En la promoción que Televen hizo al nuevo programa "ADN Venezuela" colocó una frase de alta envergadura semántica, pues toca, sin querer o queriendo, el rasgo de Venezuela con el cual tranquilamente Venezuela puede definirse.
Se dice en la promoción, entre otras cosas, "...Llevar un país de la esperanza a la realidad". 
Vivir en la esperanza, y si se acepta, vivir de esperanzas, ha sido la experiencia de toda la gente que ha nacido en este país, desde que se separó de la experiencia inicial llamada entusiastamente "La Gran Colombia". Eso ocurrió en 1830, apenas muerto Simón Bolívar junto a la esperanza que él, en su calidad de prohombre, representó.

En otras palabras, los venezolanos han pasado toda su historia republicana de esperanza en esperanza, al extremo que la única manera de que salgan de una esperanza es porque ya están metidos en otra.
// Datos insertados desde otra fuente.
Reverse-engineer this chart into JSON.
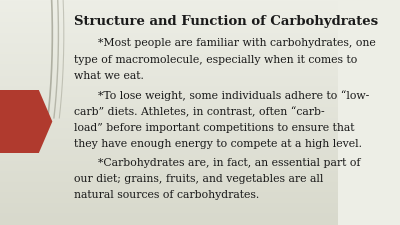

Así el asunto, todos los eventos históricos dados en el transcurso del tiempo (eventos que van de la aparición (y desaparición) de caudillos, paladines, héroes y líderes hasta las pruebas cruentas de guerras, revoluciones y sublevaciones militares, pasando por la creación de un número considerable de constituciones, han servido para enarbolar a diestra y siniestra esperanzas.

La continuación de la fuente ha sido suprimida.